My first blog post ever, at The New Nixon, which I launched at the Nixon foundation on February 18, 2008:
While the handover of the Nixon Library to the National Archives last year was a high point in our institutional life, it was a drag for us personally at the Nixon Foundation, what with being called liars, haters, and belligerent and hostile paranoids who had been mean to Carl Bernstein.
The attacks began in July when a reporter for the Associated Press, Gillian Flaccus, published an article containing a ham-handed poke at our integrity by historian David Greenberg. The private Library’s Watergate exhibit (removed by Uncle Sam a year ago) had text telling visitors that the famous 18 1/2 –minute gap on a Watergate tape might have been accidental. “It’s not only not true,” Flaccus quoted Greenberg as saying, “it’s the opposite of truth. There was a lot along those lines in the library, which was not a matter of interpretation, but flat wrong, a lie.” Having overseen creation of the original museum, and since some experts indeed said it was possible the erasure was accidental, I wrote an article about Greenberg’s charge for the Nixon Foundation web site. In an e-mail, he chastised me for getting “worked up” and said that Flaccus had misquoted him. He told me what he had meant to say was a lie was our exhibit’s presentation about a group of Democratic House members who in 1973 tried to persuade their leadership to leave the Vice Presidency empty long enough following Spiro Agnew’s resignation to enable the Democratic Speaker, Carl Albert, to become President in the event RN resigned. Writes one authority, “This is the closest to a coup d’etat that the country has ever come.” So that wasn’t a lie, either.
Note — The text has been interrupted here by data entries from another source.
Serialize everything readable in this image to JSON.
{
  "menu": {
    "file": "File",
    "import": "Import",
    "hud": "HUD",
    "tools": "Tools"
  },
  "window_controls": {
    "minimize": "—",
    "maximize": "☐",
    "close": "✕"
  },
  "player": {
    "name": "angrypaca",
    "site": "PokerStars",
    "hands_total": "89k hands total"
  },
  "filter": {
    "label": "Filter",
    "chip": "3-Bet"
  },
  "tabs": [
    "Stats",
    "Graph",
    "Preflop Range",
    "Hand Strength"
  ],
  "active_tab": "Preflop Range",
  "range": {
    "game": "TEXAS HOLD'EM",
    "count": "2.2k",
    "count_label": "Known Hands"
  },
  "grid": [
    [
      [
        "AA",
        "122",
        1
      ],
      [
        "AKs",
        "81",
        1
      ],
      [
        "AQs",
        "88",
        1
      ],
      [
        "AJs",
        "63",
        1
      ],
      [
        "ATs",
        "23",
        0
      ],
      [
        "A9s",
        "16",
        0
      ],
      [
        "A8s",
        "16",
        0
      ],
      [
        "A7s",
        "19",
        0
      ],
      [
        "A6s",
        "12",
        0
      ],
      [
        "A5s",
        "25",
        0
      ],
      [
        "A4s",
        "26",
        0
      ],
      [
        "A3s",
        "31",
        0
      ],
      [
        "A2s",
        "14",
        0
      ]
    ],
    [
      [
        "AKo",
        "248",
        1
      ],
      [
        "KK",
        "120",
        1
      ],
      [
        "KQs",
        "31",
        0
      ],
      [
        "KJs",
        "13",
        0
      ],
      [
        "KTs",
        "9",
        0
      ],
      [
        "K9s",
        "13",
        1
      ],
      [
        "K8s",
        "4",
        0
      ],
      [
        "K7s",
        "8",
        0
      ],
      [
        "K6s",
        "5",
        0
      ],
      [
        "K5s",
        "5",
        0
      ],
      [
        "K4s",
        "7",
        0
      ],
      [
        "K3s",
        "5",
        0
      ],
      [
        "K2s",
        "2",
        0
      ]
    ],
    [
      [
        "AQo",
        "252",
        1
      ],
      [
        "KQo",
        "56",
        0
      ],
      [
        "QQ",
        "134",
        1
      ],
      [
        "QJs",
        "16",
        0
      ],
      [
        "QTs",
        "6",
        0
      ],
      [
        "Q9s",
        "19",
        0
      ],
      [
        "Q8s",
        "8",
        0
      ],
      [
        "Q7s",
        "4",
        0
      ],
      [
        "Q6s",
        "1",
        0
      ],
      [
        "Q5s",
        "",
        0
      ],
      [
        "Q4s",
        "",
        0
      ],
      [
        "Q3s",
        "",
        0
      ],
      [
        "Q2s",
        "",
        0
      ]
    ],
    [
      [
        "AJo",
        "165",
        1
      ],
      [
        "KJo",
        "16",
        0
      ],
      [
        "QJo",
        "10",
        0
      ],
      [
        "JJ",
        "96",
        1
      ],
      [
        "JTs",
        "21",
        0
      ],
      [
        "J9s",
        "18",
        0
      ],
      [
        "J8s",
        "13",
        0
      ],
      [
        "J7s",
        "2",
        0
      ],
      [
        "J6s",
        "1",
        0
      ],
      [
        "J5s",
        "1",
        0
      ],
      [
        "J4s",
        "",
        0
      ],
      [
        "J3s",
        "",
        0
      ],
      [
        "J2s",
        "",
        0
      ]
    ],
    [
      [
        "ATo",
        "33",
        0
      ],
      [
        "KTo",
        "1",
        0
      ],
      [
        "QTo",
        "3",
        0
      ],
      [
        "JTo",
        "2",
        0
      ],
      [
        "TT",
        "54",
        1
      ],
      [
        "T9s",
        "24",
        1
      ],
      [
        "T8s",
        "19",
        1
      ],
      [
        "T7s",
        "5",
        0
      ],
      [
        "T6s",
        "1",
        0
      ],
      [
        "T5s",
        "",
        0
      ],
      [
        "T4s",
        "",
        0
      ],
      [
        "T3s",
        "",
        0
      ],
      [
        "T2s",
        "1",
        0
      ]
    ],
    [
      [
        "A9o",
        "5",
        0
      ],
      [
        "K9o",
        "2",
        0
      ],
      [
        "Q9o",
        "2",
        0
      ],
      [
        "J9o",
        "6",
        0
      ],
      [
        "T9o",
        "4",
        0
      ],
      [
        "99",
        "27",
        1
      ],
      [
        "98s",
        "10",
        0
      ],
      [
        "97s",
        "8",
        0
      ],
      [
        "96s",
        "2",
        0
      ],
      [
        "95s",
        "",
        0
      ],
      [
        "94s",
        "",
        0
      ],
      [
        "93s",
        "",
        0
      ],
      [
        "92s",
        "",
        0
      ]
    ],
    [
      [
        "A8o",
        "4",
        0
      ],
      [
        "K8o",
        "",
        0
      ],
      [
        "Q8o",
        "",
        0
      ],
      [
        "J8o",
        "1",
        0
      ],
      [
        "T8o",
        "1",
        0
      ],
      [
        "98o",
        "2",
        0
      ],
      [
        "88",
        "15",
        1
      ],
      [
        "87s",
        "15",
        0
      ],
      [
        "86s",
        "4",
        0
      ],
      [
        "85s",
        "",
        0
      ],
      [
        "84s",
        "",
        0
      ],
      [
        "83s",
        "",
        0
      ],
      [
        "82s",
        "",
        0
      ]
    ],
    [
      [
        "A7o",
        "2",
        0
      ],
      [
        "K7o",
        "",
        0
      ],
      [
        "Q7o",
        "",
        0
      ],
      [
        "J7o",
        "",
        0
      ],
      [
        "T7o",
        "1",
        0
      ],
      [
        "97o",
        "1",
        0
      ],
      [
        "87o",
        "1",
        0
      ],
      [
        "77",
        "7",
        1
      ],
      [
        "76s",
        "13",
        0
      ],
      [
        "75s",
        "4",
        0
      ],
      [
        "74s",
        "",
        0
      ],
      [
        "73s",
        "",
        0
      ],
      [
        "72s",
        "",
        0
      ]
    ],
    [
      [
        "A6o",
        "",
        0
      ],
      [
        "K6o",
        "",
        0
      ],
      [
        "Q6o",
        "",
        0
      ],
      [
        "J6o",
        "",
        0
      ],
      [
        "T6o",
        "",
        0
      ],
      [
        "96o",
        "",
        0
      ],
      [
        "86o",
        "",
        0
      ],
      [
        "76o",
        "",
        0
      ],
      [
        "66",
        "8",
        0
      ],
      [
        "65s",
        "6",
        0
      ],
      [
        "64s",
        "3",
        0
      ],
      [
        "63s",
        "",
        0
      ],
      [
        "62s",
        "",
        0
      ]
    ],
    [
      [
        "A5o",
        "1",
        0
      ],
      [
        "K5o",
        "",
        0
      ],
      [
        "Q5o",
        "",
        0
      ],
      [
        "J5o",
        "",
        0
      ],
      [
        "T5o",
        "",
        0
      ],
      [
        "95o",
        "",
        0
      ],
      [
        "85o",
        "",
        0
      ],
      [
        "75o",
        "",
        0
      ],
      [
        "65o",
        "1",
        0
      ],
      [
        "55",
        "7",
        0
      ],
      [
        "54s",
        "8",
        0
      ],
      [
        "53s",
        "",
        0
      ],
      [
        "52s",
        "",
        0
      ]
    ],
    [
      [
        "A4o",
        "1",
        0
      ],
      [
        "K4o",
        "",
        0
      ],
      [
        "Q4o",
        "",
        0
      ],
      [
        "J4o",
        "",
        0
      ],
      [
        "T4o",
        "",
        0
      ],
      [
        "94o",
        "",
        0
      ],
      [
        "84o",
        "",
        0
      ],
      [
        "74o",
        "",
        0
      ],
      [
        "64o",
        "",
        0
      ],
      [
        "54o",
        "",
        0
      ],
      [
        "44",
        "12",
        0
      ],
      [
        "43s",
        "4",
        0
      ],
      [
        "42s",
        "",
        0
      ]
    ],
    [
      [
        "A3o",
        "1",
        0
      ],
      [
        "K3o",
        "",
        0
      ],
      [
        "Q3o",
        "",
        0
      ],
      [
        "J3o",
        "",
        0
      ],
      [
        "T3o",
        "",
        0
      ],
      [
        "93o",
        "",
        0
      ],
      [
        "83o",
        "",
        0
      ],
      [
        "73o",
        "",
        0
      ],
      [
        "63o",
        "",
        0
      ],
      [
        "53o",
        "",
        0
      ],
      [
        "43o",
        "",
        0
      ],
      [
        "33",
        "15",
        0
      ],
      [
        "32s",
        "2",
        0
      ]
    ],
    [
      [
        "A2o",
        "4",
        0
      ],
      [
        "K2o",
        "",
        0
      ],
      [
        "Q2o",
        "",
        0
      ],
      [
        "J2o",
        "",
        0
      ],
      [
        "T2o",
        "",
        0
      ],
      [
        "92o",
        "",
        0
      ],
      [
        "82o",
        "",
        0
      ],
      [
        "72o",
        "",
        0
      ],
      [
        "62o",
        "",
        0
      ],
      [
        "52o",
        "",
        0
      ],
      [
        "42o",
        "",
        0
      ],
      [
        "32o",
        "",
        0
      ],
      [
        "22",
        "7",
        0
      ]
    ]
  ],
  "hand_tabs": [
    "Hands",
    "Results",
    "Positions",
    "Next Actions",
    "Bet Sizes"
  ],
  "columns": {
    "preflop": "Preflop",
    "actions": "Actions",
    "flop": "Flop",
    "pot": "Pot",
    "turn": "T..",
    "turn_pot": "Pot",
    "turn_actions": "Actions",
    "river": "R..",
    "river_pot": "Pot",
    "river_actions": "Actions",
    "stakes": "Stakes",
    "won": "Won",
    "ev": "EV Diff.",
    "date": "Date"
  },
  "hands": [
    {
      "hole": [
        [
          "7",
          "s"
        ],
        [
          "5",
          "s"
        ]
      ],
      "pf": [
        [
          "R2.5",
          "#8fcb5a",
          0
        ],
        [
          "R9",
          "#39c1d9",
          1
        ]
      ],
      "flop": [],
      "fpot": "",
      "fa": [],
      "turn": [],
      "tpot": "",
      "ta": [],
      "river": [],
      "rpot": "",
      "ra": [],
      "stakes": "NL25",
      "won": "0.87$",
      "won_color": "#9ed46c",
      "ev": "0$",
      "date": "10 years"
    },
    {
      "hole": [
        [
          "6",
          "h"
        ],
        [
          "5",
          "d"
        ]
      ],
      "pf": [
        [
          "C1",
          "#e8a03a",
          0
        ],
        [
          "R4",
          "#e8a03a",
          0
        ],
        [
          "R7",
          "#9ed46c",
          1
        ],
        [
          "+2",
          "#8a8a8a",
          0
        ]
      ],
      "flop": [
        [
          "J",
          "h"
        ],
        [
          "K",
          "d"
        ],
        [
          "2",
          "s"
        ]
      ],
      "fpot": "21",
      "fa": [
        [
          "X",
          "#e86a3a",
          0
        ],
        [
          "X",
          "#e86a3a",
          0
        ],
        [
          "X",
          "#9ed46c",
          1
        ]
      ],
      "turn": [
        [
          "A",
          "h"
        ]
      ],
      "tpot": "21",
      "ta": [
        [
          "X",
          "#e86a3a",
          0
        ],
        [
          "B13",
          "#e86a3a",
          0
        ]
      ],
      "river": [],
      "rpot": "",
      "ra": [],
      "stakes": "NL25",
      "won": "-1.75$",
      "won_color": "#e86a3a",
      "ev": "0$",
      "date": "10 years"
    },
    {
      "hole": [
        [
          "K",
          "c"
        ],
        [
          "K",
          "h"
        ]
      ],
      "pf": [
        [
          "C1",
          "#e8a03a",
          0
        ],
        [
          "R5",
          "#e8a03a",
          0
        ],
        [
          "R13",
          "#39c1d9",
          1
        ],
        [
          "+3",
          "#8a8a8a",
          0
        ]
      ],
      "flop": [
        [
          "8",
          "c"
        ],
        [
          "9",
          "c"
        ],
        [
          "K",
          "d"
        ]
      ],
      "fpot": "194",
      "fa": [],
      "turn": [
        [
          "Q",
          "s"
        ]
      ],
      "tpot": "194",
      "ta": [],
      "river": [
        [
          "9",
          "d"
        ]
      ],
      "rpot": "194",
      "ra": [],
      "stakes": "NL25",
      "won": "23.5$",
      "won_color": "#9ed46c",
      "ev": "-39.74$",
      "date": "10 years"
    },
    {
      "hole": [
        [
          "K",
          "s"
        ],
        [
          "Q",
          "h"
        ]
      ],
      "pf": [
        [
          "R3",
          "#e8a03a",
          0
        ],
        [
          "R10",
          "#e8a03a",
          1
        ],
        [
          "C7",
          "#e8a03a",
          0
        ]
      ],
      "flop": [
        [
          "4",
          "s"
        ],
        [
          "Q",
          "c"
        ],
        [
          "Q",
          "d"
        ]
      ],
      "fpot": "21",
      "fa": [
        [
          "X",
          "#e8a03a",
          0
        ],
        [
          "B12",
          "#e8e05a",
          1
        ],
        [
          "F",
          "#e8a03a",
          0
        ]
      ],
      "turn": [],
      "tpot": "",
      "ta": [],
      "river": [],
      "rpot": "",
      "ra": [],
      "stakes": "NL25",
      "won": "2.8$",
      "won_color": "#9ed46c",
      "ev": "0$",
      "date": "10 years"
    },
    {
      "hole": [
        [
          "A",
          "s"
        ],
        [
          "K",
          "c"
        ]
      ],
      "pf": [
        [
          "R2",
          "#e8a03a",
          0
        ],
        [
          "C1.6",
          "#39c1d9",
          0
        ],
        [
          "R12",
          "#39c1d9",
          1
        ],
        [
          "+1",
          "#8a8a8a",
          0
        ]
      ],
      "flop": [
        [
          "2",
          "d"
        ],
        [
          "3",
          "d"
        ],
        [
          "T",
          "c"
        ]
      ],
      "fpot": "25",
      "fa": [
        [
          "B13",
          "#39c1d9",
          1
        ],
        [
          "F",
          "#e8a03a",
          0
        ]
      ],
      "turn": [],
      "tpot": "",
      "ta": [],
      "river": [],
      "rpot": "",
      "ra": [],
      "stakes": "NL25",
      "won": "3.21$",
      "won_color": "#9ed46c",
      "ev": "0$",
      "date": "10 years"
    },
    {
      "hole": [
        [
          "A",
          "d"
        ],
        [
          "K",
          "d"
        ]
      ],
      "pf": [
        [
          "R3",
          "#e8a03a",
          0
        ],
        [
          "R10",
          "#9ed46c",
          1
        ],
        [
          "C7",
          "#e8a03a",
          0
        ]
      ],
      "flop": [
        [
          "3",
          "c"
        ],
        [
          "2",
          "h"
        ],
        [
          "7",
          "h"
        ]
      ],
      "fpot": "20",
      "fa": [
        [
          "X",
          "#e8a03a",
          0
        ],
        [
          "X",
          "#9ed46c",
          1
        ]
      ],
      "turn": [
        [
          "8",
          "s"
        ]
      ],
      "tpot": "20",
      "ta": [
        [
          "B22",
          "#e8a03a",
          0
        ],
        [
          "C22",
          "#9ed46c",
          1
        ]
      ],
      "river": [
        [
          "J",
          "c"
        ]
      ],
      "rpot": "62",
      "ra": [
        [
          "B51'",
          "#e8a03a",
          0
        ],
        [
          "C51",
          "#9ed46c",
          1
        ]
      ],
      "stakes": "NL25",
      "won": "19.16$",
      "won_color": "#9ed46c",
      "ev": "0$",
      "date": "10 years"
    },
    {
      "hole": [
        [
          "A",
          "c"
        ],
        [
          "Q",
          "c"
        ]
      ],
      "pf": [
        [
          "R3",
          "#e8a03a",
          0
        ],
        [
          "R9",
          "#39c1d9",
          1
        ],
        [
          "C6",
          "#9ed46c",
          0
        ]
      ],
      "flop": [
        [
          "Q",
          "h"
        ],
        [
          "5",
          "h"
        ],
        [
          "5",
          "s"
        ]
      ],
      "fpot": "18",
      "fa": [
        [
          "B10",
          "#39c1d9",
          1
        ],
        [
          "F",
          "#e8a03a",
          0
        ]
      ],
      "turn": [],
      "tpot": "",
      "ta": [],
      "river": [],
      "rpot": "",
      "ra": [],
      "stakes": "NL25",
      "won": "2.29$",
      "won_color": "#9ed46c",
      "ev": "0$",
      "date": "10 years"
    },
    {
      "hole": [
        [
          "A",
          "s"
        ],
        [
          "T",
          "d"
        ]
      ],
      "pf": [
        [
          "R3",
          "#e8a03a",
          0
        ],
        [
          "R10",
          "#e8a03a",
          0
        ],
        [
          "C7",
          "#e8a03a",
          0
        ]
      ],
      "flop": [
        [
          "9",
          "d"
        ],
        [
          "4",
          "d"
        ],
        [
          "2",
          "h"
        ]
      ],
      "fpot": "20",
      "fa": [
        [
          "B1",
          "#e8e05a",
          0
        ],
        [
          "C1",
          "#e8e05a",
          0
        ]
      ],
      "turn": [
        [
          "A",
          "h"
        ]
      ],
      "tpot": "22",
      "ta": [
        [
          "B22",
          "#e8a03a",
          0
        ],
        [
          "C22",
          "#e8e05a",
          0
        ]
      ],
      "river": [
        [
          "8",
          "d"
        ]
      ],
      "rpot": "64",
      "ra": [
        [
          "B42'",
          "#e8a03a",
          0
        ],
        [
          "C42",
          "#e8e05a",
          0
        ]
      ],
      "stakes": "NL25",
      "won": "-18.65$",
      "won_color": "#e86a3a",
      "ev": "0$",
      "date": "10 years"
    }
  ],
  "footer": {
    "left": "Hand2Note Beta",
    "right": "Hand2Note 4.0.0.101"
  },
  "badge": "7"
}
In addition to his denunciations via the AP at the time of the handover last summer, Greenberg wrote in the Los Angeles Times, “Will the Nixon Foundation…stay out of all questions of access to tapes and papers? Or will it continue to throw up roadblocks for scholars?” Writing to him again, I said that he hadn’t yet correctly identified a lie in our museum and that, contrary to his derogatory implication, he was well aware that the Nixon family and Foundation had enabled the opening of massive caches of records. Contradicting his own article, Greenberg wrote back, “I did not imply that you are intending to ‘roadblock scholars on documents’.” For attempting to hold him accountable for falsely accusing us of being liars to tens of millions of newspaper readers, he accused me of “belligerence…hostility and paranoia.”
More such unpleasant qualities in your Nixon Foundation servants were identified by LA Times reporter Christopher Goffard in an October 2007 article celebrating Carl Bernstein’s appearance at the Nixon Library. My wife and colleague Kathy and I had hung out with Bernstein in Austin once. We even had invited him to go see Steve Earle at La Zona Rosa with us (he politely declined). We weren’t in Yorba Linda for his visit because Director Tim Naftali arranged it while we were on a cruise that had been scheduled for months. Goffard implied that we had snubbed Bernstein intentionally and went on to report that Bernstein had long been an “arch-villain” who “elicited special loathing” at the private Nixon Library.
The evidence for Goffard’s attacks? You guessed it: Our old Watergate exhibit, which, Goffard wrote, “falsely accused” Woodward and Bernstein of wrongdoing. It’s certainly true that the exhibit (written by a diligent and highly ethical political insider, Bob Bostock) contained a quotation about “Woodward and Bernstein’s failure to address any of the ethical deficiencies of their investigative reporting, including offering of bribes, illegally gaining access to telephone numbers, and talking to members of the grand jury.” But was this the work of a snarling Nixon partisan? Not hardly. The quote came from The Wars of Watergate by historian Stanley Kutler. A reliable critic of the late President, Kutler was praised for his book’s meticulousness by the late Arthur Schlesinger Jr. and Pulitzer Prize winner Seymour Hersh. Just to be perfectly clear, this means Christopher Goffard has called Stanley Kutler a liar. Work it out peacefully, okay, guys? And next time, leave us out of it.
For including Kutler’s words in our museum, did my colleagues and I deserve to be attacked in the news columns of the LA Times? For our positions on Watergate issues about which gentlemen might differ, why did an historian call us liars? I guess there are folks who are even more emotionally invested in this Nixon stuff than we are. Richard Norton Smith, historian and visionary head of five Presidential libraries, is right: History really is too important to be left to the historians – or for that matter, to the journalists. That’s where you come in. Welcome to The New Nixon.